The video games industry is going through enormous change, with the ability to play quality, feature-length games on devices like the new iPad, devlopers and hardware manufacturers alike must be agile enough to innovate.

Ian Livingstone - president and CEO of Tomb Raider developer Eidos and co-founder of Games Workshop - spoke to International Business Times UK about these changes on the red carpet of the British Academy Video Games Awards.

Ian Livingstone
The games industry is booming, it\'s just in a state of transition, according to Livingstone.(Credit:

"I think the games industry is growing. People talk about the games industry in demise, but it's worth $50bn (£31.5bn) a year in software sales alone and is expected to grow to $90bn by 2015. It's moving though, from the boxed product to a digital service. It's a product that's moving from premium pricing to 'freemium' pricing."

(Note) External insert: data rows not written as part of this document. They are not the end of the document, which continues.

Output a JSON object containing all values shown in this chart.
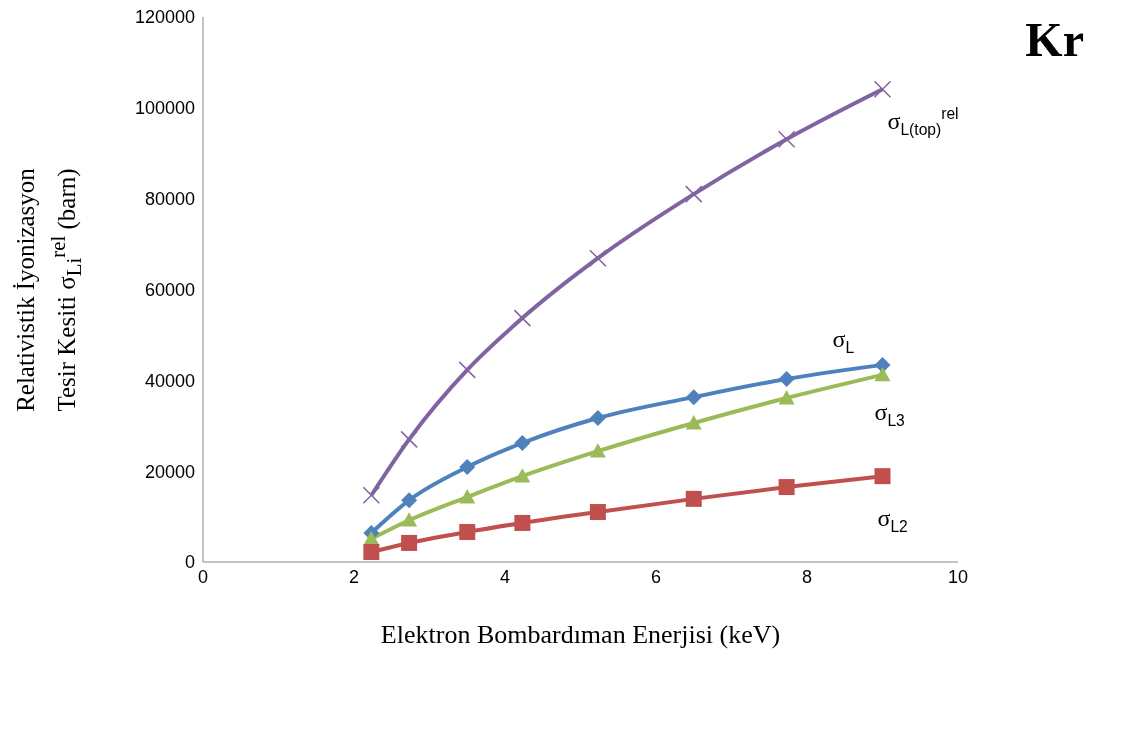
{
  "chart_data": {
    "type": "line",
    "title": "Kr",
    "xlabel": "Elektron Bombardıman Enerjisi (keV)",
    "ylabel": "Relativistik İyonizasyon\nTesir Kesiti σ$_{Li}$$^{rel}$ (barn)",
    "x": [
      2.23,
      2.73,
      3.5,
      4.23,
      5.23,
      6.5,
      7.73,
      9
    ],
    "series": [
      {
        "name": "σ$_{L(top)}$$^{rel}$",
        "color": "#8064a2",
        "marker": "cross",
        "values": [
          14700,
          27000,
          42300,
          53700,
          66900,
          81000,
          93100,
          104100
        ]
      },
      {
        "name": "σ$_{L}$",
        "color": "#4f81bd",
        "marker": "diamond",
        "values": [
          6400,
          13600,
          20900,
          26200,
          31700,
          36300,
          40300,
          43400
        ]
      },
      {
        "name": "σ$_{L3}$",
        "color": "#9bbb59",
        "marker": "triangle",
        "values": [
          5100,
          9200,
          14300,
          18900,
          24400,
          30600,
          36100,
          41200
        ]
      },
      {
        "name": "σ$_{L2}$",
        "color": "#c0504d",
        "marker": "square",
        "values": [
          2200,
          4200,
          6600,
          8600,
          11000,
          13900,
          16500,
          18900
        ]
      }
    ],
    "xlim": [
      0,
      10
    ],
    "xticks": [
      0,
      2,
      4,
      6,
      8,
      10
    ],
    "ylim": [
      0,
      120000
    ],
    "yticks": [
      0,
      20000,
      40000,
      60000,
      80000,
      100000,
      120000
    ],
    "line_style": "solid"
  }
}
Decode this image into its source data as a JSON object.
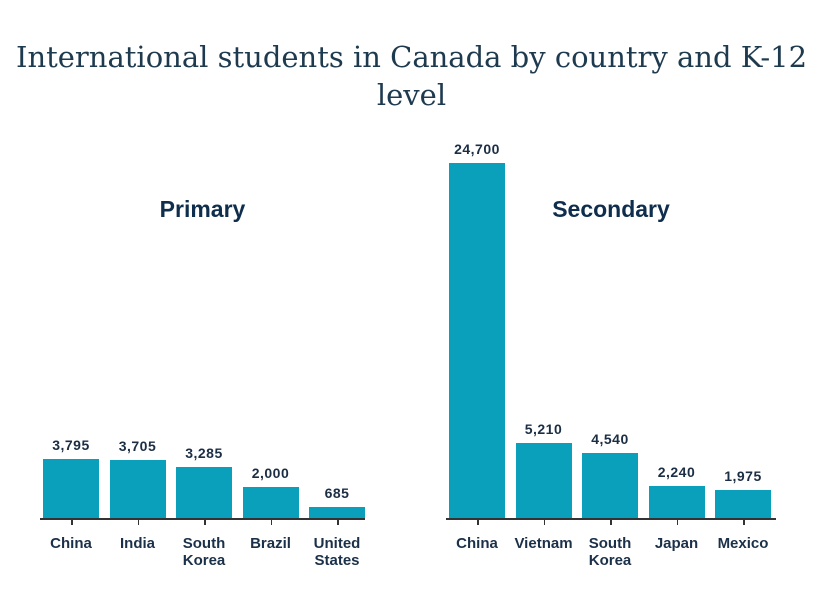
{
  "title": "International students in Canada by country and K-12 level",
  "title_lines": [
    "International students in Canada by country and K-12",
    "level"
  ],
  "colors": {
    "bar": "#0aa0bb",
    "title": "#1e3a4f",
    "labels": "#1b2e44"
  },
  "chart_data": [
    {
      "type": "bar",
      "title": "Primary",
      "categories": [
        "China",
        "India",
        "South Korea",
        "Brazil",
        "United States"
      ],
      "category_lines": [
        [
          "China"
        ],
        [
          "India"
        ],
        [
          "South",
          "Korea"
        ],
        [
          "Brazil"
        ],
        [
          "United",
          "States"
        ]
      ],
      "values": [
        3795,
        3705,
        3285,
        2000,
        685
      ],
      "value_labels": [
        "3,795",
        "3,705",
        "3,285",
        "2,000",
        "685"
      ],
      "xlabel": "",
      "ylabel": "",
      "grid": false,
      "ylim": [
        0,
        24700
      ]
    },
    {
      "type": "bar",
      "title": "Secondary",
      "categories": [
        "China",
        "Vietnam",
        "South Korea",
        "Japan",
        "Mexico"
      ],
      "category_lines": [
        [
          "China"
        ],
        [
          "Vietnam"
        ],
        [
          "South",
          "Korea"
        ],
        [
          "Japan"
        ],
        [
          "Mexico"
        ]
      ],
      "values": [
        24700,
        5210,
        4540,
        2240,
        1975
      ],
      "value_labels": [
        "24,700",
        "5,210",
        "4,540",
        "2,240",
        "1,975"
      ],
      "xlabel": "",
      "ylabel": "",
      "grid": false,
      "ylim": [
        0,
        24700
      ]
    }
  ]
}
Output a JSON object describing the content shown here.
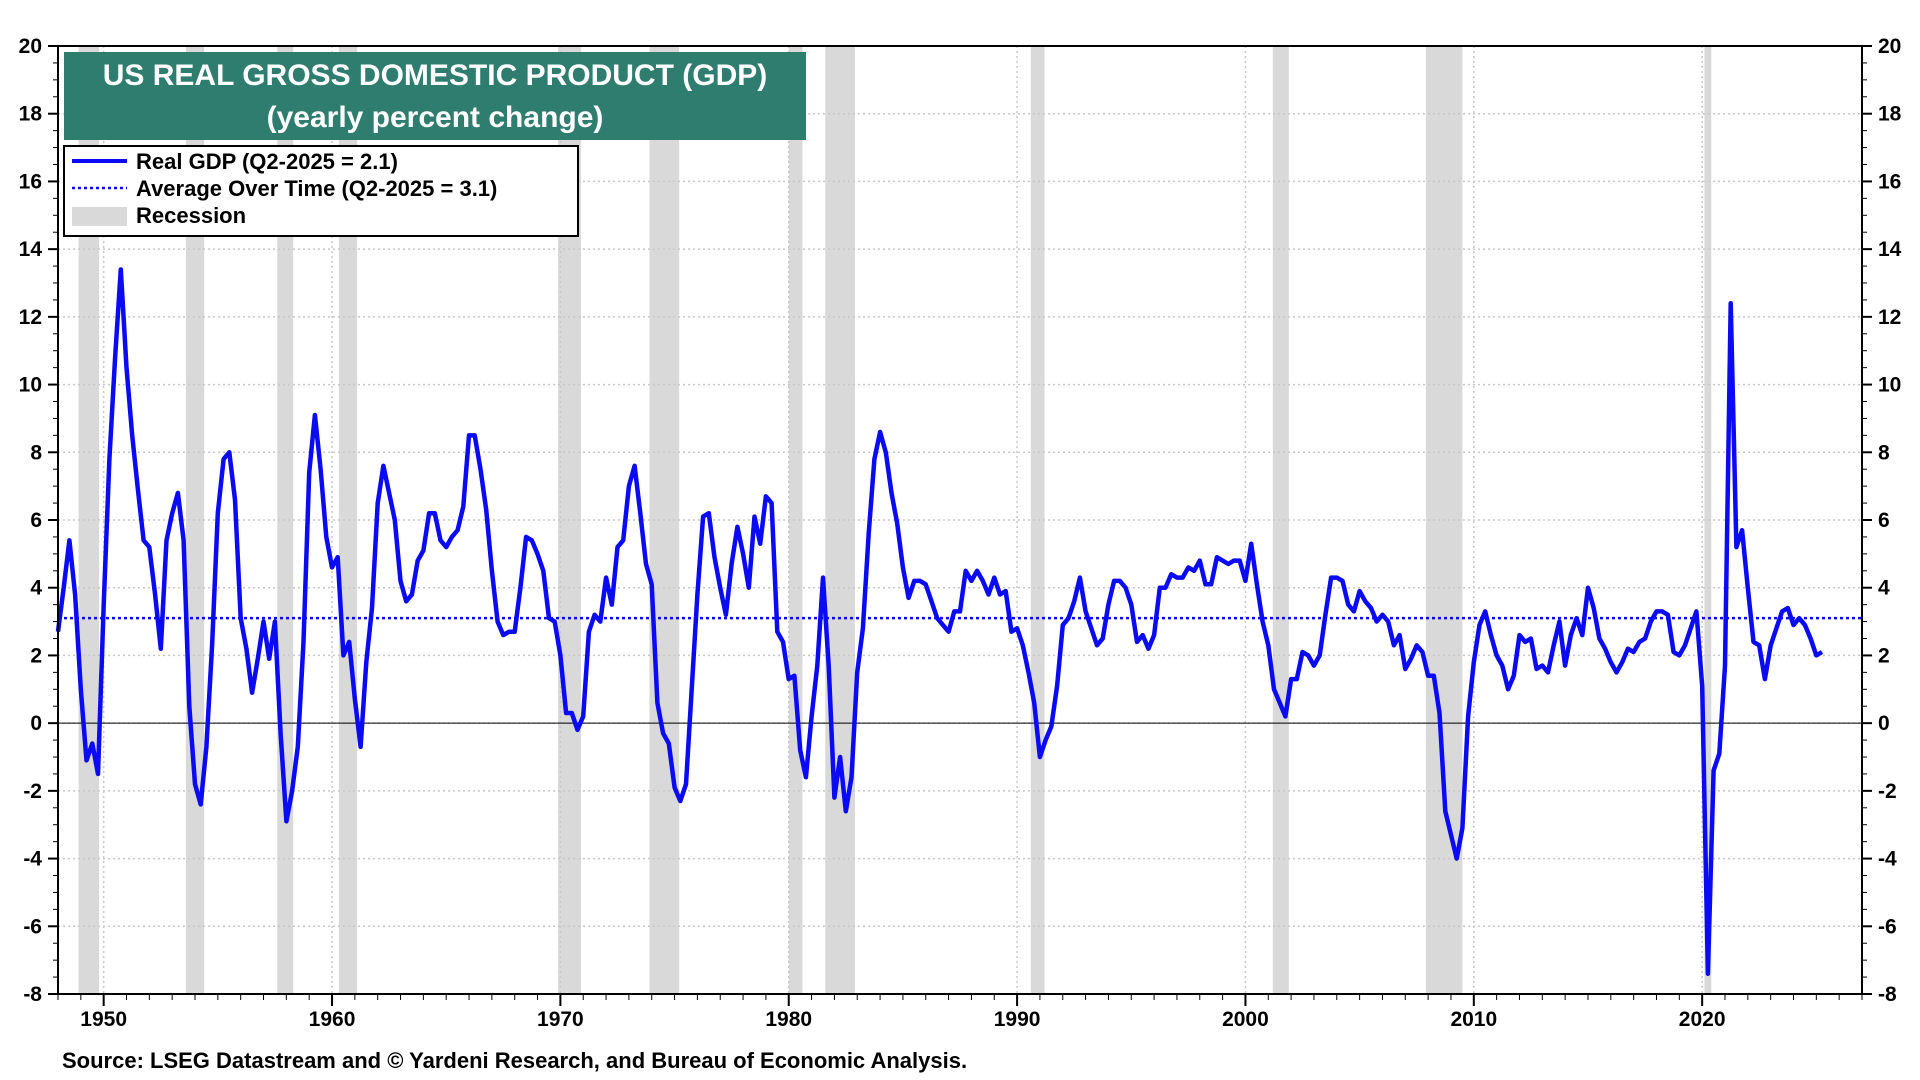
{
  "chart_data": {
    "type": "line",
    "title": "US REAL GROSS DOMESTIC PRODUCT (GDP)",
    "subtitle": "(yearly percent change)",
    "source": "Source: LSEG Datastream and © Yardeni Research, and Bureau of Economic Analysis.",
    "xlim": [
      1948.0,
      2027.0
    ],
    "ylim": [
      -8,
      20
    ],
    "x_ticks": [
      1950,
      1960,
      1970,
      1980,
      1990,
      2000,
      2010,
      2020
    ],
    "y_ticks": [
      -8,
      -6,
      -4,
      -2,
      0,
      2,
      4,
      6,
      8,
      10,
      12,
      14,
      16,
      18,
      20
    ],
    "grid": true,
    "legend_position": "top-left",
    "legend": {
      "real_gdp": "Real GDP  (Q2-2025 = 2.1)",
      "average": "Average Over Time  (Q2-2025 = 3.1)",
      "recession": "Recession"
    },
    "colors": {
      "series": "#0a0af5",
      "average": "#0a0af5",
      "recession": "#d9d9d9",
      "title_bg": "#2e7d6e",
      "title_fg": "#ffffff",
      "zero_line": "#000000",
      "grid": "#c8c8c8"
    },
    "average_value": 3.1,
    "recessions": [
      [
        1948.9,
        1949.8
      ],
      [
        1953.6,
        1954.4
      ],
      [
        1957.6,
        1958.3
      ],
      [
        1960.3,
        1961.1
      ],
      [
        1969.9,
        1970.9
      ],
      [
        1973.9,
        1975.2
      ],
      [
        1980.0,
        1980.6
      ],
      [
        1981.6,
        1982.9
      ],
      [
        1990.6,
        1991.2
      ],
      [
        2001.2,
        2001.9
      ],
      [
        2007.9,
        2009.5
      ],
      [
        2020.1,
        2020.4
      ]
    ],
    "series": [
      {
        "name": "Real GDP",
        "x": [
          1948.0,
          1948.25,
          1948.5,
          1948.75,
          1949.0,
          1949.25,
          1949.5,
          1949.75,
          1950.0,
          1950.25,
          1950.5,
          1950.75,
          1951.0,
          1951.25,
          1951.5,
          1951.75,
          1952.0,
          1952.25,
          1952.5,
          1952.75,
          1953.0,
          1953.25,
          1953.5,
          1953.75,
          1954.0,
          1954.25,
          1954.5,
          1954.75,
          1955.0,
          1955.25,
          1955.5,
          1955.75,
          1956.0,
          1956.25,
          1956.5,
          1956.75,
          1957.0,
          1957.25,
          1957.5,
          1957.75,
          1958.0,
          1958.25,
          1958.5,
          1958.75,
          1959.0,
          1959.25,
          1959.5,
          1959.75,
          1960.0,
          1960.25,
          1960.5,
          1960.75,
          1961.0,
          1961.25,
          1961.5,
          1961.75,
          1962.0,
          1962.25,
          1962.5,
          1962.75,
          1963.0,
          1963.25,
          1963.5,
          1963.75,
          1964.0,
          1964.25,
          1964.5,
          1964.75,
          1965.0,
          1965.25,
          1965.5,
          1965.75,
          1966.0,
          1966.25,
          1966.5,
          1966.75,
          1967.0,
          1967.25,
          1967.5,
          1967.75,
          1968.0,
          1968.25,
          1968.5,
          1968.75,
          1969.0,
          1969.25,
          1969.5,
          1969.75,
          1970.0,
          1970.25,
          1970.5,
          1970.75,
          1971.0,
          1971.25,
          1971.5,
          1971.75,
          1972.0,
          1972.25,
          1972.5,
          1972.75,
          1973.0,
          1973.25,
          1973.5,
          1973.75,
          1974.0,
          1974.25,
          1974.5,
          1974.75,
          1975.0,
          1975.25,
          1975.5,
          1975.75,
          1976.0,
          1976.25,
          1976.5,
          1976.75,
          1977.0,
          1977.25,
          1977.5,
          1977.75,
          1978.0,
          1978.25,
          1978.5,
          1978.75,
          1979.0,
          1979.25,
          1979.5,
          1979.75,
          1980.0,
          1980.25,
          1980.5,
          1980.75,
          1981.0,
          1981.25,
          1981.5,
          1981.75,
          1982.0,
          1982.25,
          1982.5,
          1982.75,
          1983.0,
          1983.25,
          1983.5,
          1983.75,
          1984.0,
          1984.25,
          1984.5,
          1984.75,
          1985.0,
          1985.25,
          1985.5,
          1985.75,
          1986.0,
          1986.25,
          1986.5,
          1986.75,
          1987.0,
          1987.25,
          1987.5,
          1987.75,
          1988.0,
          1988.25,
          1988.5,
          1988.75,
          1989.0,
          1989.25,
          1989.5,
          1989.75,
          1990.0,
          1990.25,
          1990.5,
          1990.75,
          1991.0,
          1991.25,
          1991.5,
          1991.75,
          1992.0,
          1992.25,
          1992.5,
          1992.75,
          1993.0,
          1993.25,
          1993.5,
          1993.75,
          1994.0,
          1994.25,
          1994.5,
          1994.75,
          1995.0,
          1995.25,
          1995.5,
          1995.75,
          1996.0,
          1996.25,
          1996.5,
          1996.75,
          1997.0,
          1997.25,
          1997.5,
          1997.75,
          1998.0,
          1998.25,
          1998.5,
          1998.75,
          1999.0,
          1999.25,
          1999.5,
          1999.75,
          2000.0,
          2000.25,
          2000.5,
          2000.75,
          2001.0,
          2001.25,
          2001.5,
          2001.75,
          2002.0,
          2002.25,
          2002.5,
          2002.75,
          2003.0,
          2003.25,
          2003.5,
          2003.75,
          2004.0,
          2004.25,
          2004.5,
          2004.75,
          2005.0,
          2005.25,
          2005.5,
          2005.75,
          2006.0,
          2006.25,
          2006.5,
          2006.75,
          2007.0,
          2007.25,
          2007.5,
          2007.75,
          2008.0,
          2008.25,
          2008.5,
          2008.75,
          2009.0,
          2009.25,
          2009.5,
          2009.75,
          2010.0,
          2010.25,
          2010.5,
          2010.75,
          2011.0,
          2011.25,
          2011.5,
          2011.75,
          2012.0,
          2012.25,
          2012.5,
          2012.75,
          2013.0,
          2013.25,
          2013.5,
          2013.75,
          2014.0,
          2014.25,
          2014.5,
          2014.75,
          2015.0,
          2015.25,
          2015.5,
          2015.75,
          2016.0,
          2016.25,
          2016.5,
          2016.75,
          2017.0,
          2017.25,
          2017.5,
          2017.75,
          2018.0,
          2018.25,
          2018.5,
          2018.75,
          2019.0,
          2019.25,
          2019.5,
          2019.75,
          2020.0,
          2020.25,
          2020.5,
          2020.75,
          2021.0,
          2021.25,
          2021.5,
          2021.75,
          2022.0,
          2022.25,
          2022.5,
          2022.75,
          2023.0,
          2023.25,
          2023.5,
          2023.75,
          2024.0,
          2024.25,
          2024.5,
          2024.75,
          2025.0,
          2025.25
        ],
        "values": [
          2.7,
          4.0,
          5.4,
          3.8,
          1.0,
          -1.1,
          -0.6,
          -1.5,
          3.5,
          7.8,
          10.8,
          13.4,
          10.5,
          8.5,
          6.9,
          5.4,
          5.2,
          3.8,
          2.2,
          5.4,
          6.2,
          6.8,
          5.4,
          0.5,
          -1.8,
          -2.4,
          -0.7,
          2.3,
          6.2,
          7.8,
          8.0,
          6.6,
          3.1,
          2.2,
          0.9,
          1.9,
          3.0,
          1.9,
          3.0,
          -0.3,
          -2.9,
          -2.0,
          -0.7,
          2.4,
          7.4,
          9.1,
          7.5,
          5.5,
          4.6,
          4.9,
          2.0,
          2.4,
          0.7,
          -0.7,
          1.8,
          3.4,
          6.5,
          7.6,
          6.8,
          6.0,
          4.2,
          3.6,
          3.8,
          4.8,
          5.1,
          6.2,
          6.2,
          5.4,
          5.2,
          5.5,
          5.7,
          6.4,
          8.5,
          8.5,
          7.5,
          6.3,
          4.5,
          3.0,
          2.6,
          2.7,
          2.7,
          4.0,
          5.5,
          5.4,
          5.0,
          4.5,
          3.1,
          3.0,
          2.0,
          0.3,
          0.3,
          -0.2,
          0.2,
          2.7,
          3.2,
          3.0,
          4.3,
          3.5,
          5.2,
          5.4,
          7.0,
          7.6,
          6.2,
          4.7,
          4.1,
          0.6,
          -0.3,
          -0.6,
          -1.9,
          -2.3,
          -1.8,
          1.0,
          3.8,
          6.1,
          6.2,
          4.9,
          4.0,
          3.2,
          4.7,
          5.8,
          5.0,
          4.0,
          6.1,
          5.3,
          6.7,
          6.5,
          2.7,
          2.4,
          1.3,
          1.4,
          -0.8,
          -1.6,
          0.2,
          1.7,
          4.3,
          1.7,
          -2.2,
          -1.0,
          -2.6,
          -1.6,
          1.5,
          2.8,
          5.6,
          7.8,
          8.6,
          8.0,
          6.8,
          5.9,
          4.6,
          3.7,
          4.2,
          4.2,
          4.1,
          3.6,
          3.1,
          2.9,
          2.7,
          3.3,
          3.3,
          4.5,
          4.2,
          4.5,
          4.2,
          3.8,
          4.3,
          3.8,
          3.9,
          2.7,
          2.8,
          2.3,
          1.5,
          0.6,
          -1.0,
          -0.5,
          -0.1,
          1.1,
          2.9,
          3.1,
          3.6,
          4.3,
          3.3,
          2.8,
          2.3,
          2.5,
          3.5,
          4.2,
          4.2,
          4.0,
          3.5,
          2.4,
          2.6,
          2.2,
          2.6,
          4.0,
          4.0,
          4.4,
          4.3,
          4.3,
          4.6,
          4.5,
          4.8,
          4.1,
          4.1,
          4.9,
          4.8,
          4.7,
          4.8,
          4.8,
          4.2,
          5.3,
          4.1,
          3.0,
          2.3,
          1.0,
          0.6,
          0.2,
          1.3,
          1.3,
          2.1,
          2.0,
          1.7,
          2.0,
          3.2,
          4.3,
          4.3,
          4.2,
          3.5,
          3.3,
          3.9,
          3.6,
          3.4,
          3.0,
          3.2,
          3.0,
          2.3,
          2.6,
          1.6,
          1.9,
          2.3,
          2.1,
          1.4,
          1.4,
          0.3,
          -2.6,
          -3.3,
          -4.0,
          -3.1,
          0.2,
          1.8,
          2.9,
          3.3,
          2.6,
          2.0,
          1.7,
          1.0,
          1.4,
          2.6,
          2.4,
          2.5,
          1.6,
          1.7,
          1.5,
          2.3,
          3.0,
          1.7,
          2.6,
          3.1,
          2.6,
          4.0,
          3.4,
          2.5,
          2.2,
          1.8,
          1.5,
          1.8,
          2.2,
          2.1,
          2.4,
          2.5,
          3.0,
          3.3,
          3.3,
          3.2,
          2.1,
          2.0,
          2.3,
          2.8,
          3.3,
          1.1,
          -7.4,
          -1.4,
          -0.9,
          1.7,
          12.4,
          5.2,
          5.7,
          4.0,
          2.4,
          2.3,
          1.3,
          2.3,
          2.8,
          3.3,
          3.4,
          2.9,
          3.1,
          2.9,
          2.5,
          2.0,
          2.1
        ]
      }
    ]
  }
}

"With iPhones and Android devices we're all carrying gaming machines in our pockets, we're playing games on Facebook. There wasn't even a platform for that four years ago. The games industry is booming, it's just in a state of transition."

While Game Group - which sponsored the awards - struggles to find a rescue package to save the retailer from filing for administration, Livingstone believes that the gaming industry is still young and merely needs to innovate to stay on top.

"Technology drives innovation, and those who think the games industry is over, I disagree. I have to say that it's everything but that. It's just the beginning. If you look at it in terms of the film industry we're only in the 1920s, and yet today the games industry is the biggest entertainment industry in the world, because we come into this world learning through play."

"We're only just now coming round to admitting that we still enjoy gaming as adults. You're never too young to start playing games and you're never too old to stop."

We asked Livingstone, who is an author having written the Fighting Fantasy gaming books, if the industry is heading for a service-based future, where the game is initially free and revenue is made from buying further content.

"That seems to be the model that's working today because there's no barrier to anyone wanting to play. The challenge is discovery. So for every Angry Birds out there, there's lots of dead birds as well. The AppStore is actually the world's smallest shop window and so you have to do a lot of waving to be noticed."

"The best games will always win through, word of mouth is still powerful, as is using social media to promote games and traditional marketing and publishing. So that's where the possibility for expansion is. Games with huge, expensive, cinematic experiences will still drive the industry, so it's sort of a broad church of content now for hardcore gamers and casual gamers. There's something for everybody, which is great."

Finally, we asked Lingstone if he could see a path to recovery for the struggling Game Group, which is hoping to find investment or a buyer.

"I hope it doesn't go. Game has been in this industry for many, many years and acts as effectively as a billboard in many cities and does a good job of promoting the games industry. But Game perhaps hasn't moved with the times, it hasn't recognised the onslaught of digital. It's not just about e-commerce, it's about engaging with customers and delivering content and they haven't re-positioned as quick as they should have done."